Please see below for information on using OneAegis for any human subject research protocols, request for amendments, continuing reviews, and/or development activities.
General IRB Email: IRB@msoe.edu
IRB Administrator – Kristin Shebesta
Email: shebesta@msoe.edu
Phone: (414) 277-7256
Virtual Office Hours Request
Virtual IRB Office Hours (phone or MS Teams) are available. Send an email to IRB@msoe.edu to request a session.
The purpose of the IRB is to ensure adequacy of the research plan, to minimize risks, and to maximize benefits for human subjects who participate in research activities. If the investigator is a student, the research must be performed under supervision of an MSOE faculty or staff member who, by their signature, assumes responsibility for the ethical conduct of the research with respect to proper safeguards of the rights of human subjects (participants).

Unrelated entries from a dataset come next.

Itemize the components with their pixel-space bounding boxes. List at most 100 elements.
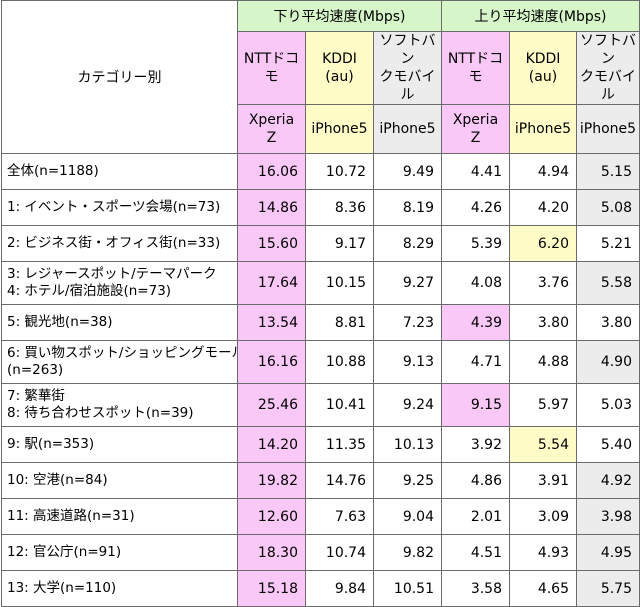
speed-value-cell: 9.82	[373, 534, 442, 571]
category-line: 9: 駅(n=353)	[7, 436, 95, 452]
up-device-header-1: iPhone5	[509, 104, 577, 154]
speed-value-cell: 15.60	[237, 225, 306, 262]
device-name-line: iPhone5	[514, 121, 572, 137]
device-name-line: iPhone5	[379, 121, 436, 137]
category-line: 10: 空港(n=84)	[7, 472, 108, 488]
speed-value-cell: 4.95	[576, 534, 640, 571]
category-line: 12: 官公庁(n=91)	[7, 544, 122, 560]
carrier-name-line: モ	[264, 69, 279, 85]
speed-value-cell: 17.64	[237, 261, 306, 305]
speed-value-cell: 3.98	[576, 498, 640, 535]
carrier-name-line: クモバイル	[379, 69, 436, 103]
category-header: カテゴリー別	[1, 0, 238, 154]
up-speed-group-header: 上り平均速度(Mbps)	[441, 0, 640, 32]
device-name-line: iPhone5	[311, 121, 368, 137]
speed-value-cell: 6.20	[509, 225, 577, 262]
speed-value-cell: 4.41	[441, 153, 510, 190]
table-row: 2: ビジネス街・オフィス街(n=33) 15.60 9.17 8.29 5.39 6.2…	[1, 225, 640, 262]
table-row: 9: 駅(n=353) 14.20 11.35 10.13 3.92 5.54 5.40	[1, 426, 640, 463]
table-row: 7: 繁華街 8: 待ち合わせスポット(n=39) 25.46 10.41 9.24 9.…	[1, 383, 640, 427]
speed-value-cell: 4.90	[576, 340, 640, 384]
row-category-label: 10: 空港(n=84)	[1, 462, 238, 499]
speed-value-cell: 4.88	[509, 340, 577, 384]
speed-value-cell: 5.58	[576, 261, 640, 305]
carrier-name-line: クモバイル	[580, 69, 636, 103]
speed-value-cell: 10.72	[305, 153, 374, 190]
speed-value-cell: 3.09	[509, 498, 577, 535]
row-category-label: 11: 高速道路(n=31)	[1, 498, 238, 535]
speed-value-cell: 25.46	[237, 383, 306, 427]
speed-value-cell: 5.54	[509, 426, 577, 463]
down-device-header-1: iPhone5	[305, 104, 374, 154]
up-carrier-header-1: KDDI (au)	[509, 31, 577, 105]
speed-value-cell: 11.35	[305, 426, 374, 463]
table-header: カテゴリー別 下り平均速度(Mbps) 上り平均速度(Mbps) NTTドコモ K…	[1, 0, 640, 154]
speed-value-cell: 3.80	[576, 304, 640, 341]
speed-value-cell: 2.01	[441, 498, 510, 535]
speed-value-cell: 3.80	[509, 304, 577, 341]
speed-value-cell: 9.49	[373, 153, 442, 190]
down-carrier-header-1: KDDI (au)	[305, 31, 374, 105]
row-category-label: 12: 官公庁(n=91)	[1, 534, 238, 571]
speed-value-cell: 16.06	[237, 153, 306, 190]
speed-value-cell: 4.93	[509, 534, 577, 571]
carrier-name-line: モ	[468, 69, 483, 85]
speed-value-cell: 7.23	[373, 304, 442, 341]
speed-value-cell: 8.81	[305, 304, 374, 341]
category-line: (n=263)	[7, 362, 64, 378]
down-carrier-header-2: ソフトバン クモバイル	[373, 31, 442, 105]
speed-value-cell: 4.08	[441, 261, 510, 305]
speed-value-cell: 19.82	[237, 462, 306, 499]
speed-value-cell: 9.15	[441, 383, 510, 427]
speed-value-cell: 3.76	[509, 261, 577, 305]
speed-value-cell: 8.36	[305, 189, 374, 226]
speed-value-cell: 5.21	[576, 225, 640, 262]
speed-value-cell: 4.86	[441, 462, 510, 499]
speed-value-cell: 10.15	[305, 261, 374, 305]
speed-value-cell: 10.74	[305, 534, 374, 571]
speed-value-cell: 12.60	[237, 498, 306, 535]
speed-value-cell: 10.88	[305, 340, 374, 384]
carrier-name-line: NTTドコ	[243, 51, 300, 67]
category-line: 6: 買い物スポット/ショッピングモール	[7, 345, 238, 361]
row-category-label: 5: 観光地(n=38)	[1, 304, 238, 341]
speed-value-cell: 5.75	[576, 570, 640, 607]
down-device-header-2: iPhone5	[373, 104, 442, 154]
table-row: 1: イベント・スポーツ会場(n=73) 14.86 8.36 8.19 4.26 4.2…	[1, 189, 640, 226]
speed-value-cell: 4.65	[509, 570, 577, 607]
speed-value-cell: 4.51	[441, 534, 510, 571]
speed-value-cell: 7.63	[305, 498, 374, 535]
speed-value-cell: 5.40	[576, 426, 640, 463]
row-category-label: 全体(n=1188)	[1, 153, 238, 190]
table-row: 6: 買い物スポット/ショッピングモール (n=263) 16.16 10.88 9.1…	[1, 340, 640, 384]
device-name-line: Z	[266, 130, 277, 146]
category-line: 8: 待ち合わせスポット(n=39)	[7, 405, 194, 421]
device-name-line: Xperia	[248, 112, 295, 128]
up-device-header-2: iPhone5	[576, 104, 640, 154]
carrier-name-line: ソフトバン	[379, 33, 436, 67]
speed-value-cell: 9.13	[373, 340, 442, 384]
category-line: 11: 高速道路(n=31)	[7, 508, 135, 524]
table-row: 13: 大学(n=110) 15.18 9.84 10.51 3.58 4.65 5.75	[1, 570, 640, 607]
carrier-name-line: NTTドコ	[447, 51, 504, 67]
speed-value-cell: 13.54	[237, 304, 306, 341]
speed-value-cell: 10.13	[373, 426, 442, 463]
table-row: 11: 高速道路(n=31) 12.60 7.63 9.04 2.01 3.09 3.98	[1, 498, 640, 535]
category-line: 3: レジャースポット/テーマパーク	[7, 266, 217, 282]
speed-value-cell: 14.86	[237, 189, 306, 226]
speed-value-cell: 4.26	[441, 189, 510, 226]
speed-value-cell: 9.25	[373, 462, 442, 499]
carrier-name-line: (au)	[528, 69, 558, 85]
category-line: 13: 大学(n=110)	[7, 580, 117, 596]
speed-value-cell: 5.08	[576, 189, 640, 226]
speed-value-cell: 16.16	[237, 340, 306, 384]
row-category-label: 13: 大学(n=110)	[1, 570, 238, 607]
row-category-label: 7: 繁華街 8: 待ち合わせスポット(n=39)	[1, 383, 238, 427]
device-name-line: iPhone5	[579, 121, 637, 137]
device-name-line: Z	[470, 130, 481, 146]
speed-value-cell: 5.39	[441, 225, 510, 262]
speed-value-cell: 14.20	[237, 426, 306, 463]
speed-value-cell: 14.76	[305, 462, 374, 499]
speed-value-cell: 5.15	[576, 153, 640, 190]
up-device-header-0: Xperia Z	[441, 104, 510, 154]
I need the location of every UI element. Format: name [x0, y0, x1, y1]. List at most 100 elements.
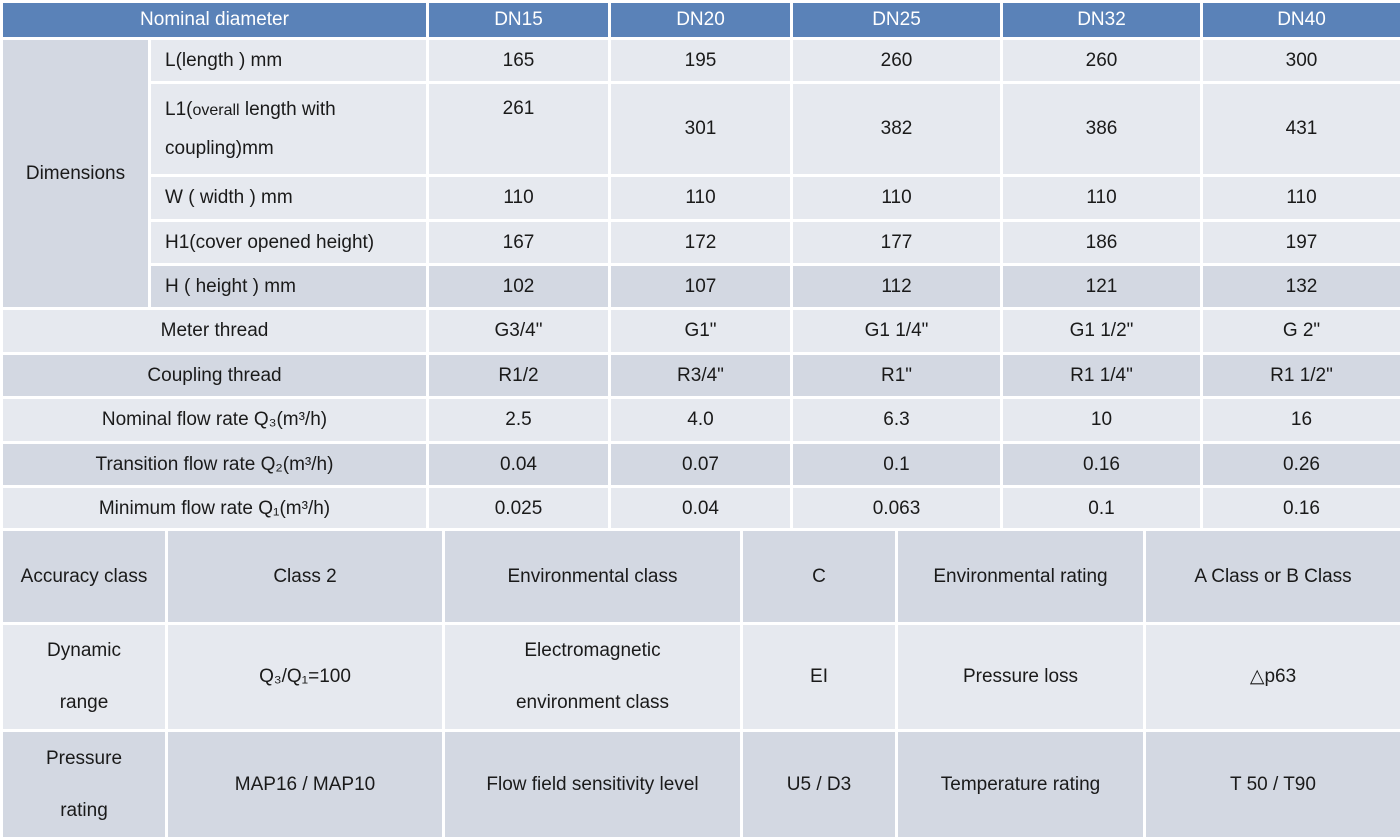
cell: 0.26	[1202, 443, 1400, 487]
table-row: H1(cover opened height) 167 172 177 186 …	[2, 221, 1400, 265]
cell: R3/4"	[610, 354, 792, 398]
row-label: L1(overall length with coupling)mm	[150, 83, 428, 176]
table-row: W ( width ) mm 110 110 110 110 110	[2, 176, 1400, 221]
cell: R1"	[792, 354, 1002, 398]
cell: 132	[1202, 265, 1400, 309]
cell: 0.16	[1202, 487, 1400, 532]
cell: 110	[610, 176, 792, 221]
cell: 0.07	[610, 443, 792, 487]
cell: 260	[792, 39, 1002, 83]
cell: 186	[1002, 221, 1202, 265]
cell: 300	[1202, 39, 1400, 83]
cell: 172	[610, 221, 792, 265]
row-label: Transition flow rate Q₂(m³/h)	[2, 443, 428, 487]
cell: 10	[1002, 398, 1202, 443]
cell: 121	[1002, 265, 1202, 309]
cell: 4.0	[610, 398, 792, 443]
property-label: Pressure loss	[897, 624, 1145, 731]
cell: R1 1/4"	[1002, 354, 1202, 398]
label-part: L1(	[165, 99, 192, 120]
property-value: Q₃/Q₁=100	[167, 624, 444, 731]
property-value: A Class or B Class	[1145, 530, 1400, 624]
cell: 382	[792, 83, 1002, 176]
cell: 110	[792, 176, 1002, 221]
cell: 6.3	[792, 398, 1002, 443]
cell: G1 1/4"	[792, 309, 1002, 354]
table-row: Dimensions L(length ) mm 165 195 260 260…	[2, 39, 1400, 83]
table-row: Minimum flow rate Q₁(m³/h) 0.025 0.04 0.…	[2, 487, 1400, 532]
row-label: Coupling thread	[2, 354, 428, 398]
row-label: L(length ) mm	[150, 39, 428, 83]
property-label: Temperature rating	[897, 731, 1145, 839]
cell: 261	[428, 83, 610, 176]
cell: 0.025	[428, 487, 610, 532]
cell: 0.1	[1002, 487, 1202, 532]
cell: 110	[428, 176, 610, 221]
row-label: Minimum flow rate Q₁(m³/h)	[2, 487, 428, 532]
property-value: △p63	[1145, 624, 1400, 731]
property-label: Environmental class	[444, 530, 742, 624]
size-header: DN40	[1202, 2, 1400, 39]
cell: 197	[1202, 221, 1400, 265]
label-part: overall	[192, 102, 239, 119]
cell: R1 1/2"	[1202, 354, 1400, 398]
property-value: T 50 / T90	[1145, 731, 1400, 839]
cell: G1 1/2"	[1002, 309, 1202, 354]
table-row: Nominal flow rate Q₃(m³/h) 2.5 4.0 6.3 1…	[2, 398, 1400, 443]
row-label: Nominal flow rate Q₃(m³/h)	[2, 398, 428, 443]
nominal-diameter-header: Nominal diameter	[2, 2, 428, 39]
cell: 260	[1002, 39, 1202, 83]
table-row: Accuracy class Class 2 Environmental cla…	[2, 530, 1400, 624]
cell: 0.063	[792, 487, 1002, 532]
label-part: coupling)mm	[165, 129, 426, 174]
header-row: Nominal diameter DN15 DN20 DN25 DN32 DN4…	[2, 2, 1400, 39]
cell: 167	[428, 221, 610, 265]
property-label: Environmental rating	[897, 530, 1145, 624]
cell: 0.16	[1002, 443, 1202, 487]
property-value: U5 / D3	[742, 731, 897, 839]
cell: G1"	[610, 309, 792, 354]
property-label: Flow field sensitivity level	[444, 731, 742, 839]
cell: 386	[1002, 83, 1202, 176]
table-row: L1(overall length with coupling)mm 261 3…	[2, 83, 1400, 176]
size-header: DN32	[1002, 2, 1202, 39]
cell: 0.04	[610, 487, 792, 532]
table-row: Transition flow rate Q₂(m³/h) 0.04 0.07 …	[2, 443, 1400, 487]
property-value: MAP16 / MAP10	[167, 731, 444, 839]
dimensions-table: Nominal diameter DN15 DN20 DN25 DN32 DN4…	[0, 0, 1400, 533]
cell: 177	[792, 221, 1002, 265]
cell: G3/4"	[428, 309, 610, 354]
row-label: Meter thread	[2, 309, 428, 354]
size-header: DN15	[428, 2, 610, 39]
cell: 301	[610, 83, 792, 176]
cell: 16	[1202, 398, 1400, 443]
label-part: length with	[240, 99, 336, 120]
cell: 431	[1202, 83, 1400, 176]
cell: 0.04	[428, 443, 610, 487]
cell: 110	[1002, 176, 1202, 221]
table-row: Coupling thread R1/2 R3/4" R1" R1 1/4" R…	[2, 354, 1400, 398]
size-header: DN20	[610, 2, 792, 39]
property-value: C	[742, 530, 897, 624]
property-value: EI	[742, 624, 897, 731]
cell: 0.1	[792, 443, 1002, 487]
dimensions-label: Dimensions	[2, 39, 150, 309]
cell: 195	[610, 39, 792, 83]
size-header: DN25	[792, 2, 1002, 39]
table-row: H ( height ) mm 102 107 112 121 132	[2, 265, 1400, 309]
cell: 165	[428, 39, 610, 83]
cell: 107	[610, 265, 792, 309]
cell: 110	[1202, 176, 1400, 221]
cell: G 2"	[1202, 309, 1400, 354]
cell: 112	[792, 265, 1002, 309]
cell: R1/2	[428, 354, 610, 398]
row-label: H1(cover opened height)	[150, 221, 428, 265]
cell: 2.5	[428, 398, 610, 443]
property-value: Class 2	[167, 530, 444, 624]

All students, staff, and faculty at MSOE planning to conduct research involving human subjects will submit an IRB protocol application packet for review by the IRB. Investigators must obtain approval from the MSOE IRB before human subject recruitment and research begins.
Research
Research is defined (45 CFR 46.102(l)) as “a systematic investigation, including research development, testing, and evaluation, designed to develop or contribute to generalizable knowledge.” This definition includes formal investigations from which the results will be publicly disseminated, pilot projects, exploratory research, and educational research. IRB approval is required before research is undertaken by students for classroom work, independent study, senior design, nursing professional practice projects, surveys, master’s degree theses, or any purpose not specifically listed. This includes research with human subjects (participants) conducted for non-academic purposes, as well.
Human Subjects
Human subjects are defined (45 CFR 46.102(e)(1)) as “a living individual about whom an investigator (whether professional or student) conducting research: Obtains information or biospecimens through intervention or interaction with the individual, and uses, studies, or analyzes the information or biospecimens; or Obtains, uses, studies, analyzes, or generates identifiable private information or identifiable biospecimens.” Human subjects give consent prior to and during their participation in the research project and may stop their involvement at any time without consequence.
Intervention, as defined (45 CFR 46.102(e)(2)), “includes both physical procedures by which information or biospecimens are gathered (e.g. venipuncture) and manipulations of the subject or the subject’s environment that are performed for research purposes.” Interaction, as defined (45 CFR 46.102(e)(3)), “includes communication or interpersonal contact between investigator and subject.” (e.g. interviews, focus groups, surveys, etc.).
Private information, as defined (45 CFR 46.102(e)(4)), includes academic, financial, medical, and other “information about behavior that occurs in a context in which an individual can reasonably expect that no observation or recording is taking place, and information that has been provided for specific purposes by an individual and that the individual can reasonably expect will not be made public (e.g. a medical record).”
Identifiable private information, as defined (45 CFR 46.102(e)(5)), “is private information for which the identity of the subject is or may readily be ascertained by the investigator or associated with the information.”
Identifiable biospecimen, as defined (45 CFR 46.102(e)(6)), “is a biospecimen for which the identity of the subject is or may readily be ascertained by the investigator or associated with the biospecimen.”